Here is what IHS iSuppli says will change about the electronics contract manufacturing industry: For the footwear and apparel industry, the moment of reckoning came in the 1990s, when companies including Nike faced damaging revelations over their use of sweatshop manufacturing—an event that led to the creation of the Fair Labor Association (FLA). For the electronics industry, the moment has arrived in the 2010s, as an FLA investigation has revealed serious workers’ issues at contract manufacturer Foxconn, famous for its relationship with Apple Inc.
The investigation underscores the serious risk to the public image of electronics brands lying in their $360 billion relationship with the global contract manufacturing industry.
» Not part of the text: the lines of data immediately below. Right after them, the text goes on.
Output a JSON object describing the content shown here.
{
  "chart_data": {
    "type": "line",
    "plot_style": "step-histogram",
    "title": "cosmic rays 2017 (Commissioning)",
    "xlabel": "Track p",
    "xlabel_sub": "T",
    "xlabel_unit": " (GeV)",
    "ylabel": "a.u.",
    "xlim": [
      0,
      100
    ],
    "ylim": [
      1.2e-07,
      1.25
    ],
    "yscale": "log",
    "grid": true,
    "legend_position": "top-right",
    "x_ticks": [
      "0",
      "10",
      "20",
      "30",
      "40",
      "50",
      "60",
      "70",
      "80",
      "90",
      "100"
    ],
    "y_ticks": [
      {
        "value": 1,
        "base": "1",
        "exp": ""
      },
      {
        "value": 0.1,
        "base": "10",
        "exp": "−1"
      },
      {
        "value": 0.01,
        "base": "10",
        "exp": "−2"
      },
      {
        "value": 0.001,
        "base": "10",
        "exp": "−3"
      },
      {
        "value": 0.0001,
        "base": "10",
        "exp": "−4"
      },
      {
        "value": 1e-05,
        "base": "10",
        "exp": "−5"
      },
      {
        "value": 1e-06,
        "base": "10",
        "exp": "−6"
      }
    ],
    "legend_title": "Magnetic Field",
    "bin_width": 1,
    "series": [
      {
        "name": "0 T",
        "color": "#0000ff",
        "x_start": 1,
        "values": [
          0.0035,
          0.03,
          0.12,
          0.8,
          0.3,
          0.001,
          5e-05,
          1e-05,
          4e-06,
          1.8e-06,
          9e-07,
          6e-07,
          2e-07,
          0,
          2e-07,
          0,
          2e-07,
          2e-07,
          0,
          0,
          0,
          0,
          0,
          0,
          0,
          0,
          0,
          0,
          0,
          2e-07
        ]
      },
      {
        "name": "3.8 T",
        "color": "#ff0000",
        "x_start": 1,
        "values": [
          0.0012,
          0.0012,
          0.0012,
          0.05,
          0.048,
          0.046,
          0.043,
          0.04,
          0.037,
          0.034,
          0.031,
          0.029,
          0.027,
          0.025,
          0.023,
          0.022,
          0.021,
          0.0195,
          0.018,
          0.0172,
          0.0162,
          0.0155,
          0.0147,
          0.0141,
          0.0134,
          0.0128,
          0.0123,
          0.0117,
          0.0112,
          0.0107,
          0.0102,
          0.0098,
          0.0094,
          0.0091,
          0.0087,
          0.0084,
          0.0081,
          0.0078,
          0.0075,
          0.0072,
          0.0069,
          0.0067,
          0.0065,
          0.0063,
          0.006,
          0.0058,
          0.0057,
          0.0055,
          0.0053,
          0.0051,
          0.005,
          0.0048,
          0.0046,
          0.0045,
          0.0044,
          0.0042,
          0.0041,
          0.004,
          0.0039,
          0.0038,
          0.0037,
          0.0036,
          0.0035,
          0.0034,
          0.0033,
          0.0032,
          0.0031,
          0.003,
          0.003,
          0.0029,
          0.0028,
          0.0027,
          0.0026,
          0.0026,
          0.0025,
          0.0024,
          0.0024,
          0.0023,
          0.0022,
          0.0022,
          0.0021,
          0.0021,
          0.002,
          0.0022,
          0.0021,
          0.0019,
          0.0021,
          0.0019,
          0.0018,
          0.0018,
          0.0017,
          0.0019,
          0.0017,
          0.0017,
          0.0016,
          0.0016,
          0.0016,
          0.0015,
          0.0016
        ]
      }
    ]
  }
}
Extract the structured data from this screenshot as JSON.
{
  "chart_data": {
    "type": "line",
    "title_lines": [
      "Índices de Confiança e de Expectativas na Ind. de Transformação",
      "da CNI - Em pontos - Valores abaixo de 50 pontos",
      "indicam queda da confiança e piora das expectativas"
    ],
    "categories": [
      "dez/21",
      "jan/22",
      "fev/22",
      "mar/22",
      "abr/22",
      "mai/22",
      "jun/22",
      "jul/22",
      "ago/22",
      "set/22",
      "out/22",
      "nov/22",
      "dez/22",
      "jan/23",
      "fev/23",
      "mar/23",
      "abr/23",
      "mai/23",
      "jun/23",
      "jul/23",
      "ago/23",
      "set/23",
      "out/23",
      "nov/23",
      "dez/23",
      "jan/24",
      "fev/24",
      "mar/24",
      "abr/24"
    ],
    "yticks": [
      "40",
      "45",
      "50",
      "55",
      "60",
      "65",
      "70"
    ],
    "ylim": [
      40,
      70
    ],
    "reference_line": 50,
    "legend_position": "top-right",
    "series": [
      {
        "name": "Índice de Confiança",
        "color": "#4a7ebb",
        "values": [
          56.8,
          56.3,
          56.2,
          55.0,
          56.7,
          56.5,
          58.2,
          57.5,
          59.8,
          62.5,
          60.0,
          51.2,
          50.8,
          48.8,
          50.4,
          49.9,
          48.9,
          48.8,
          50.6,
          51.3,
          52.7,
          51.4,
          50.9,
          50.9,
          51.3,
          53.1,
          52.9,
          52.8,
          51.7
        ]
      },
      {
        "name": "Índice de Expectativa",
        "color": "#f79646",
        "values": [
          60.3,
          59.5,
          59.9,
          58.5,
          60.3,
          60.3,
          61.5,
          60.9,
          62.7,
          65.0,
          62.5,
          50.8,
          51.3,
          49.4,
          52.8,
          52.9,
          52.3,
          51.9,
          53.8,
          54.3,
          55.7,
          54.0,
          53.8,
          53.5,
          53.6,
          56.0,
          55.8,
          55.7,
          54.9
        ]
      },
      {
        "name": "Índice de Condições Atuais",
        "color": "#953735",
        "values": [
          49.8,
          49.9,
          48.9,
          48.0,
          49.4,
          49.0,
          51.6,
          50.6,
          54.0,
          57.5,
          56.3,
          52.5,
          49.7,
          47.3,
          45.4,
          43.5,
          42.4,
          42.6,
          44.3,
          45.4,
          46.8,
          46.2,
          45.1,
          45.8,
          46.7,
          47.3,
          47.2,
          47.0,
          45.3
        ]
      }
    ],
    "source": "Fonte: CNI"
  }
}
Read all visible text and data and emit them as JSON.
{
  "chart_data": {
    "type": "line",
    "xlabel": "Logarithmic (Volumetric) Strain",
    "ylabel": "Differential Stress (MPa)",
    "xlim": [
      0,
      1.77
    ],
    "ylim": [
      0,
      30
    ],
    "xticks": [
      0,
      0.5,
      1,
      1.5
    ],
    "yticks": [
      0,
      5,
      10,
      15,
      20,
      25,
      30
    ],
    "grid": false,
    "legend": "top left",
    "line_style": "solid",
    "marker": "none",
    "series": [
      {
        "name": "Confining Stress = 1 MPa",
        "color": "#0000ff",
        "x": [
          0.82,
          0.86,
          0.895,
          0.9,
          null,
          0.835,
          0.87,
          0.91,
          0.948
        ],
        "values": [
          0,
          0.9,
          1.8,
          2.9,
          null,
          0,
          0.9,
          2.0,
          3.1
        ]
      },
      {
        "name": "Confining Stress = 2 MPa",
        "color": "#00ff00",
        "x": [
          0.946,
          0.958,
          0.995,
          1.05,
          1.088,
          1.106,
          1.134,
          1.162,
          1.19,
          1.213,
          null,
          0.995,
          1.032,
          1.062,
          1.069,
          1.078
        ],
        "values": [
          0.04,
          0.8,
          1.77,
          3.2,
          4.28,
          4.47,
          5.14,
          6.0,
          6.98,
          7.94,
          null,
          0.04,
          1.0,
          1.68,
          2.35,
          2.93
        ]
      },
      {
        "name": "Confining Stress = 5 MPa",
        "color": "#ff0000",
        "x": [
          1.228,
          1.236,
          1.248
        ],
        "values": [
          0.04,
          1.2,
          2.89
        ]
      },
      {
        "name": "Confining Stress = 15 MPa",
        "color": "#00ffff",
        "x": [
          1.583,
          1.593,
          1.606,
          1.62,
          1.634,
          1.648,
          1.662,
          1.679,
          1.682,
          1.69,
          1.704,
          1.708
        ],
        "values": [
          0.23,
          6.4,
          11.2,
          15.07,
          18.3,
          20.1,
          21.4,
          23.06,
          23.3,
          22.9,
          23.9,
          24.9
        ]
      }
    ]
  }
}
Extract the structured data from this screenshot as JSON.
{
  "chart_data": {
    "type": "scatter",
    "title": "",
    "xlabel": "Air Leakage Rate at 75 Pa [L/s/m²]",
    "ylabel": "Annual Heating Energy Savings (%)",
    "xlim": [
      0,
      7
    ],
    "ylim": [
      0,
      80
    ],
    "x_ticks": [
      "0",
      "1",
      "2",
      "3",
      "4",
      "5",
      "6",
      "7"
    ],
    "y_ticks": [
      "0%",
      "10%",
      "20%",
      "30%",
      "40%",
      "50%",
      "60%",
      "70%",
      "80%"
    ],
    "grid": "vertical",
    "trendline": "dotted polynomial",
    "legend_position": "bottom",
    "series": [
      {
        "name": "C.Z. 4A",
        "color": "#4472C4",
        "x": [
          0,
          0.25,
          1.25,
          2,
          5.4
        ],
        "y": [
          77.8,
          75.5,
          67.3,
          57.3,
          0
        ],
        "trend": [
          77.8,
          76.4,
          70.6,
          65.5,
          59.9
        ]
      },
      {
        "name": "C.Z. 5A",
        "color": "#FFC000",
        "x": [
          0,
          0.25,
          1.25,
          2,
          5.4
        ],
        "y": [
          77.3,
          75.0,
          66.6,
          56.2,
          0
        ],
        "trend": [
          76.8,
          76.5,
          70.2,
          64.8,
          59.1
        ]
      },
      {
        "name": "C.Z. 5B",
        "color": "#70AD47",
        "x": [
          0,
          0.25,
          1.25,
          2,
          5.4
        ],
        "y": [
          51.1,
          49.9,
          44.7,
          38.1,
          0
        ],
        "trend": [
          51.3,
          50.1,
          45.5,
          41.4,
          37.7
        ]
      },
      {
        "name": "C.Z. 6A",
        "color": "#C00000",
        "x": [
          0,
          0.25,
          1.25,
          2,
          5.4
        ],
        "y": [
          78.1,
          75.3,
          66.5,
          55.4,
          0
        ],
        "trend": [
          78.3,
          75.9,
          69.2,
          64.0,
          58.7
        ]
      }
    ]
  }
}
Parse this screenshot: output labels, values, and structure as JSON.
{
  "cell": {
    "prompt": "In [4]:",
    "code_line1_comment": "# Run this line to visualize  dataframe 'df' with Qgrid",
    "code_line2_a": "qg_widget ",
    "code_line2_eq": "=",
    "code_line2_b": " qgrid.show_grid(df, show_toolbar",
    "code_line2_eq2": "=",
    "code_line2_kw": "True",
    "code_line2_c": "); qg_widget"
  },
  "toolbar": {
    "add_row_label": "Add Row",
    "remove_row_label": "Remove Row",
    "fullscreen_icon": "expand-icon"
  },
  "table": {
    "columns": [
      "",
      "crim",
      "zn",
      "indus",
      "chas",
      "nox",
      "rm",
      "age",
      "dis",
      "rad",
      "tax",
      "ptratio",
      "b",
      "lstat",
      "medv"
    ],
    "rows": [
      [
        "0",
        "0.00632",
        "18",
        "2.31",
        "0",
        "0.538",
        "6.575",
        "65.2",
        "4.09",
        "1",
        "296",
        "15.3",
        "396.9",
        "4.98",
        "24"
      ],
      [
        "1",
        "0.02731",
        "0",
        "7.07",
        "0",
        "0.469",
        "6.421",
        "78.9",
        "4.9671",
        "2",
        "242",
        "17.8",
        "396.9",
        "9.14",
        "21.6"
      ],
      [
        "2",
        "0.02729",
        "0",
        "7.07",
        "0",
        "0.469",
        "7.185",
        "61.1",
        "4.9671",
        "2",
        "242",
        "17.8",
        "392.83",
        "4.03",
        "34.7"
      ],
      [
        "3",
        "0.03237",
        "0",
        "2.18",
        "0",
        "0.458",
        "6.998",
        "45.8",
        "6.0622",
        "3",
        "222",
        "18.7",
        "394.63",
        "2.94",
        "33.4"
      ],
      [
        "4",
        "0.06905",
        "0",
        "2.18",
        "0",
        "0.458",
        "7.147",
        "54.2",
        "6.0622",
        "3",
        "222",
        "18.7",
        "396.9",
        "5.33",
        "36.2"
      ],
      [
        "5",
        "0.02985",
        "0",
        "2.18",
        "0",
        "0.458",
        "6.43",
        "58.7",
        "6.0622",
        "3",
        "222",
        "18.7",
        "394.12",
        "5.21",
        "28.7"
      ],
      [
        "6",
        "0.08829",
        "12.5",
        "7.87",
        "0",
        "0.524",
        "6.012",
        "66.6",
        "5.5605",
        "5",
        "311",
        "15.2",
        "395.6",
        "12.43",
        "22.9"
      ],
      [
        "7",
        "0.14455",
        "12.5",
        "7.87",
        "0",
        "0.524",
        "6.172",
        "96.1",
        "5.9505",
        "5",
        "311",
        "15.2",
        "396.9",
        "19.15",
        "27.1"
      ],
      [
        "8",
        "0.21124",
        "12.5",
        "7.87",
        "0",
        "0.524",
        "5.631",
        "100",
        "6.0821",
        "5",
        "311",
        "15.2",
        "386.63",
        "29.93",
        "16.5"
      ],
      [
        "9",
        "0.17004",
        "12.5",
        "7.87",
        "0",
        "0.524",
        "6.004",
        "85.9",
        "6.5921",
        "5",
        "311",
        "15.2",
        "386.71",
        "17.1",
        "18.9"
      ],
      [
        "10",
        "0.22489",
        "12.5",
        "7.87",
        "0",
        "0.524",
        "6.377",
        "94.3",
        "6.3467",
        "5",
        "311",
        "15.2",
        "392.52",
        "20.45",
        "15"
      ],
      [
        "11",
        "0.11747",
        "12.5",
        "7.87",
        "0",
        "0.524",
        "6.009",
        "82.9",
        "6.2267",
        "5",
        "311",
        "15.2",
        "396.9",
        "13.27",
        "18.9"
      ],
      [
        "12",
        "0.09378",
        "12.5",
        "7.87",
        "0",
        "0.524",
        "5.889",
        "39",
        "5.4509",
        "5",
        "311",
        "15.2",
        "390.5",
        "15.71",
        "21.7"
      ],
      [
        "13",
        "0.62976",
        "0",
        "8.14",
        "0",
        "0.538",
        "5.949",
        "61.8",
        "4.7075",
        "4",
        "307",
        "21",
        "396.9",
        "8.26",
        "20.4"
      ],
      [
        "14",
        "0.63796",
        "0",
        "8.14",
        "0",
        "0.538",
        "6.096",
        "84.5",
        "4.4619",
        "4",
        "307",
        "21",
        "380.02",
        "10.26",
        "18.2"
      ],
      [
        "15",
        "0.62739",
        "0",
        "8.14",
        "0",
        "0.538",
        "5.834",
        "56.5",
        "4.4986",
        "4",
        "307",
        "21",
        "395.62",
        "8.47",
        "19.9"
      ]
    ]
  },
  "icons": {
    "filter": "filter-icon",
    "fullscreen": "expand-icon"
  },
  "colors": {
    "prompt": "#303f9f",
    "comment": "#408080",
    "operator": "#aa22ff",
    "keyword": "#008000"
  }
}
The result of the investigation is likely an increased focus on compliance—as well as rising costs for electronics brands, according to recent IHS iSuppli Contract Manufacturing Service analysis from information and analytics provider IHS (NYSE: IHS).
Foxconn is the world’s largest maker of electronic components, headquartered in Taiwan but operating a number of large manufacturing facilities in China.
The $360 billion question
For electronics brands, the implications of labor issues are massive, given their fundamental reliance on the outsourcing of production to contract manufacturers.
The global electronics manufacturing business, consisting of electronics manufacturing services (EMS) and original design manufacturing (ODM) firms, generated an astounding $359.8 billion in revenue in 2011. As brands have increasingly outsourced production, the contract manufacturing industry has undergone enormous growth in recent years, with revenue rising from $264.0 billion in 2006. While revenue is expected to dip in 2012, the industry continue its expansion trajectory in the coming years, with revenue expanding to $426.1 billion in 2015, as presented in the figure attached.
Contract manufacturing is now an essential part of the electronics industry, accounting for 20.2 percent of all manufacturing revenue in 2011.
The time is now
For electronics brands, the moment has arrived to ensure that the contract manufacturing partners of brands are in compliance with FLA rules. IHS expects more audits will take place that will uncover further issues. Brand original equipment manufacturers (OEM) will be forced to expand their operations that focus on supplier responsibility and compliance.
As contract manufacturers move to ensure compliance, contract manufacturers will expand their workforces and increase their pay scales in China, causing manufacturing costs to climb. Even so, given the small proportion of manufacturing costs compared to component expenses, this is unlikely to have a major impact on company margins or consumer prices.
Rising costs in China likely will spur contract manufacturers to seek alternative, lower-cost locations for manufacturing. But because of the already extensive established supply chains and infrastructure in the country, China will remain the manufacturing engine of the global electronics industry.